Through five games, Andrew Buie has 16 receptions for 231 yards, good for tenth place on the single season list for running back receiving yards. Second place, held by Steve Slaton with 360 yards, is well within reach, but the all-time mark of 565, held by Jim Braxton, is a ways out. Still, Buie would need to average just 42 receiving yards per game to break Braxton’s mark.
This isn’t like predicting a receiving record for a wideout, however. Game plans and opposing weaknesses often dictate the number of receiving chances a back will get during a game, so it’s no lock that Buie will threaten the mark. Still, with WVU head coach Dana Holgorsen’s love of screen passes, and the decoy factor of Tavon Austin (WVU often sets up screens to Buie after faking sweeps or short passes to Austin), you can’t discount the possibility of a record run.
How many turnovers make up for, say 80 yards of total offense? That’s a stat to ponder as you consider the defensive performances of the Mountaineers and Red Raiders.
WVU is sixth in rushing defense in the league, having yielded 124 yards per game (but just 2.9 per carry). It is ninth in pass defense, giving up 336 yards per outing. The totals put WVU ninth overall with a defensive yield of 460 yards per game.
Texas Tech is first across the board, with averages of 92.6 against the run (the same 2.9 per carry as West Virginia), 117.4 against the pass and 210 overall. On paper, that looks like a mismatch. But turnovers balance things out a bit.
West Virginia has suffered just three all year, while Tech has given the ball up nine times. WVU has forced eight turnovers, while Tech has gotten seven. How far does that advantage go in offsetting the yardage differential? As always, turnovers are important, but they do even more than just give a team an extra possession. They kill an opponent scoring chance, and tend to negate the yardage gained on the drive prior to the turnover.
Many college mascots are, in a word, goofy. Cartoonish costumes and hydrocephalic head coverings don’t do a lot for us, but that hasn’t been the case the past two weeks. Bevo, the Texas Longhorn, and the Masked Rider, Texas Tech’s live leader, are quite cool. Along with WVU’s Mountaineer, these sorts of mascots are the kinds of symbols schools can really get behind – much more so that a giant plastic head.

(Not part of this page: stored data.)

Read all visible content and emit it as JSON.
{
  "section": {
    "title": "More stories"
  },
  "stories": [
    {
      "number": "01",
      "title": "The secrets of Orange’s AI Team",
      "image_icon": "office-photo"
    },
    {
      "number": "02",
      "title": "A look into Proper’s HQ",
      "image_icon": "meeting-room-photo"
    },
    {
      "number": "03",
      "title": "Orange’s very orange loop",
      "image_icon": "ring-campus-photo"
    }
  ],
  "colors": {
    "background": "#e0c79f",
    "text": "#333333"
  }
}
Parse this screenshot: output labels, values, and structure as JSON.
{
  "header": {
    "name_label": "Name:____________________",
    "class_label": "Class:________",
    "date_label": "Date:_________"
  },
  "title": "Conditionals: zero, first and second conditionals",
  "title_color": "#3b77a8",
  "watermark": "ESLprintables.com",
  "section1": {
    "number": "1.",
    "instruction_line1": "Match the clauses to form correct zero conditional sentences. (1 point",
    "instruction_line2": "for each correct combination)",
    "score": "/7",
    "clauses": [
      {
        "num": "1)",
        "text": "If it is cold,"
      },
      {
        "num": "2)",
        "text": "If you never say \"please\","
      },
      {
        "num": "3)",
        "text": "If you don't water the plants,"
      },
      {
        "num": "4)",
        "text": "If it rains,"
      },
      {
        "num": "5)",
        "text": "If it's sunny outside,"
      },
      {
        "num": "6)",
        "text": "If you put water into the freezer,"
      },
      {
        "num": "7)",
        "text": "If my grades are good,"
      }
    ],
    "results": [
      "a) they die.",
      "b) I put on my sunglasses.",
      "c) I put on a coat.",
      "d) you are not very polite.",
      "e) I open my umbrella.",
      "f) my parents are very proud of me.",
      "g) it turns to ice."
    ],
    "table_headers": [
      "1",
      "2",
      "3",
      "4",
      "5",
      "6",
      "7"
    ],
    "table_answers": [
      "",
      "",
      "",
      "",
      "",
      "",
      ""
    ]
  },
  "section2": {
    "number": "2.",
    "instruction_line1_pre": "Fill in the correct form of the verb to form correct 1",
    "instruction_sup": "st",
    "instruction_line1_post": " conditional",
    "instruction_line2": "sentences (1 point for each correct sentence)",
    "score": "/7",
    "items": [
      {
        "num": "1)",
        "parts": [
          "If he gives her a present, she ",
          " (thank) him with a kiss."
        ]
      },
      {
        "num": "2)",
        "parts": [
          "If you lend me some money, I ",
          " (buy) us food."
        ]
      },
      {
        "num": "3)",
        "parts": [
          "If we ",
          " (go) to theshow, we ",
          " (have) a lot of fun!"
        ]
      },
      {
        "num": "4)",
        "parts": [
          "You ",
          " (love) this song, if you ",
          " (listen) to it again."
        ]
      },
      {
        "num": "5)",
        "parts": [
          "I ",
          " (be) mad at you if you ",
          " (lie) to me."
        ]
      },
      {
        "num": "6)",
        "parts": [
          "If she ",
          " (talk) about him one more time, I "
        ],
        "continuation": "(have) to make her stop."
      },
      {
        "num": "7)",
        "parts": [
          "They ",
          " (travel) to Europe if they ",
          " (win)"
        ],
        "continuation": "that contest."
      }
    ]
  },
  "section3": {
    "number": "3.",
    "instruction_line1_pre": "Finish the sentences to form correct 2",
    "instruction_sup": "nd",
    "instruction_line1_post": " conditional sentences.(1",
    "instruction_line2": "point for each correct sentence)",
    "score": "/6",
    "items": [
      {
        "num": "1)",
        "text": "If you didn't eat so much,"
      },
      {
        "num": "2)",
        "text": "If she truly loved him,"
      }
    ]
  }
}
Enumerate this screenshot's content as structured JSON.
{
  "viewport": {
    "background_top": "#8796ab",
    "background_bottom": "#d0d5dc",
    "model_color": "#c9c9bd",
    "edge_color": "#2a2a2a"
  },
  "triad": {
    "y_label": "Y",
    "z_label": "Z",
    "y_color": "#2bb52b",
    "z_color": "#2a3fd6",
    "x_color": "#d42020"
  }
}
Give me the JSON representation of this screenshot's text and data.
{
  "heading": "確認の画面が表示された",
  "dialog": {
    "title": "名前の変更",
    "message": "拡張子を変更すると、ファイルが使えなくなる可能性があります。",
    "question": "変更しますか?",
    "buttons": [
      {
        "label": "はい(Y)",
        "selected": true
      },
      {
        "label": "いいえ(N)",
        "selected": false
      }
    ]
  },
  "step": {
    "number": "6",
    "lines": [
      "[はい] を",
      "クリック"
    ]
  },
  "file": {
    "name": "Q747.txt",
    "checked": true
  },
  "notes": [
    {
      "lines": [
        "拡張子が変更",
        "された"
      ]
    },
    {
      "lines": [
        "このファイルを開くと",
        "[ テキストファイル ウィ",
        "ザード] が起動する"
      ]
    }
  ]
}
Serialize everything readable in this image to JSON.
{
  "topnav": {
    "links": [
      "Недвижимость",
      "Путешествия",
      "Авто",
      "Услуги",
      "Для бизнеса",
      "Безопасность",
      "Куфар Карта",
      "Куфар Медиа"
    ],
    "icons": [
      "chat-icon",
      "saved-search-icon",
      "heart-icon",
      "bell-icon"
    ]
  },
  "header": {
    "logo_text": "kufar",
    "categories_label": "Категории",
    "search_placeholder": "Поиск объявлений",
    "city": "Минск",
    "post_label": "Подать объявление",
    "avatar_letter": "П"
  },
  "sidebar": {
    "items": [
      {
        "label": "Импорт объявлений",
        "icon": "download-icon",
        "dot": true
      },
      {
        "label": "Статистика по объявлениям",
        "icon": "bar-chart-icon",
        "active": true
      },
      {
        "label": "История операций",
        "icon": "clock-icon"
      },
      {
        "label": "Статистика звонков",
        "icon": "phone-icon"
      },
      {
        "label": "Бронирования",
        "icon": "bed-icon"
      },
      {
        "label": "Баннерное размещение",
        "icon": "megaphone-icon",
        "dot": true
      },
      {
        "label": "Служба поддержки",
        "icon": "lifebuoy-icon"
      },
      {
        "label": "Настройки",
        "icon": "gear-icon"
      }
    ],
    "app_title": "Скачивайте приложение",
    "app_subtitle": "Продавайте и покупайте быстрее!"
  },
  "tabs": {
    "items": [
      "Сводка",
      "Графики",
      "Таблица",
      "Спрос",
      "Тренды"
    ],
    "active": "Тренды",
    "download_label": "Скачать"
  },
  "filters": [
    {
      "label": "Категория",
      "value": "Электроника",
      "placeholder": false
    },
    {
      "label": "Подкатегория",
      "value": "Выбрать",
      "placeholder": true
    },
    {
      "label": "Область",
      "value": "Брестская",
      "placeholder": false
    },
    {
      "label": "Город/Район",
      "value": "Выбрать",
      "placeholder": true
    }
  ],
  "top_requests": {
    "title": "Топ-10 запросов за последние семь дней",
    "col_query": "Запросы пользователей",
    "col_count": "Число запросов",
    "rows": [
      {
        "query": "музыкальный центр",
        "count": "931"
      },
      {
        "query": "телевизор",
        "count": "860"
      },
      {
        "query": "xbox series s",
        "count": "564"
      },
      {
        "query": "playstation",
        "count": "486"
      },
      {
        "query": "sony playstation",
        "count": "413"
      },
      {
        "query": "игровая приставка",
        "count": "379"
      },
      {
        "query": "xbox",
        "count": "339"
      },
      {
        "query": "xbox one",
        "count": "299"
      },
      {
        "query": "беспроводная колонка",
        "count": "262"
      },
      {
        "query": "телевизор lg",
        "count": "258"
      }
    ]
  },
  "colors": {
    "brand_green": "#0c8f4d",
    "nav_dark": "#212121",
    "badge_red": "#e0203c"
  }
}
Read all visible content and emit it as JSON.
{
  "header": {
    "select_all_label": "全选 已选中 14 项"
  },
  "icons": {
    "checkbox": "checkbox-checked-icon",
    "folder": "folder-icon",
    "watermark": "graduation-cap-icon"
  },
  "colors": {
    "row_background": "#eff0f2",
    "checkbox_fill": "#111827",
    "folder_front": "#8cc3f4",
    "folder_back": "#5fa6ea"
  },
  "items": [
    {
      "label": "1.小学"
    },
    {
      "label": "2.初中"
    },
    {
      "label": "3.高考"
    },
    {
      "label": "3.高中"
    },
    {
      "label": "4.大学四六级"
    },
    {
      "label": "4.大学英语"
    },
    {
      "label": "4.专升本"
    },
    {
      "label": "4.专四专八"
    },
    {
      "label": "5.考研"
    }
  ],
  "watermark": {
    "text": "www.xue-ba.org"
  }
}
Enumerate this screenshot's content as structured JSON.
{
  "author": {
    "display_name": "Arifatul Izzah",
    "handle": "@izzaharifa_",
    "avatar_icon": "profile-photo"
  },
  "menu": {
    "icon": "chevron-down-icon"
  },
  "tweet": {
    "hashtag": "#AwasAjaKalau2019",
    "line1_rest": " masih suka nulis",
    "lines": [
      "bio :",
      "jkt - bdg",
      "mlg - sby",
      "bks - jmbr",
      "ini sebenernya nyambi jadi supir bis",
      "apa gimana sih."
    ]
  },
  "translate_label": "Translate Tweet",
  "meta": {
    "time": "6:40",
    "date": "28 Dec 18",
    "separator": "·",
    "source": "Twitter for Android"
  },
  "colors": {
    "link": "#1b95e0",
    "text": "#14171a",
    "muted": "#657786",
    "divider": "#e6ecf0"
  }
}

Like WVU’s mascot, the Masked Rider has a lengthy history, stretching back to 1953. Thirteen different horses have served as the Rider’s mount. The current steed, Midnight Matador, has been leading Tech’s charge onto the field for the past 11 seasons.
Texas Tech lists 13 starters on its offensive depth chart. Every one hails from the Lone Star state. Defensively, the Red Raiders list “only” eight starters, out of 12 positions, as Texas natives. Two come from Oklahoma, with California and Pennsylvania accounting for the outsiders.
West Virginia officially lists just one – Parkersburg’s Josh Jenkins – but Cody Clay was the starter at the blocking back position against Texas, and isn’t likely to yield that spot any time soon.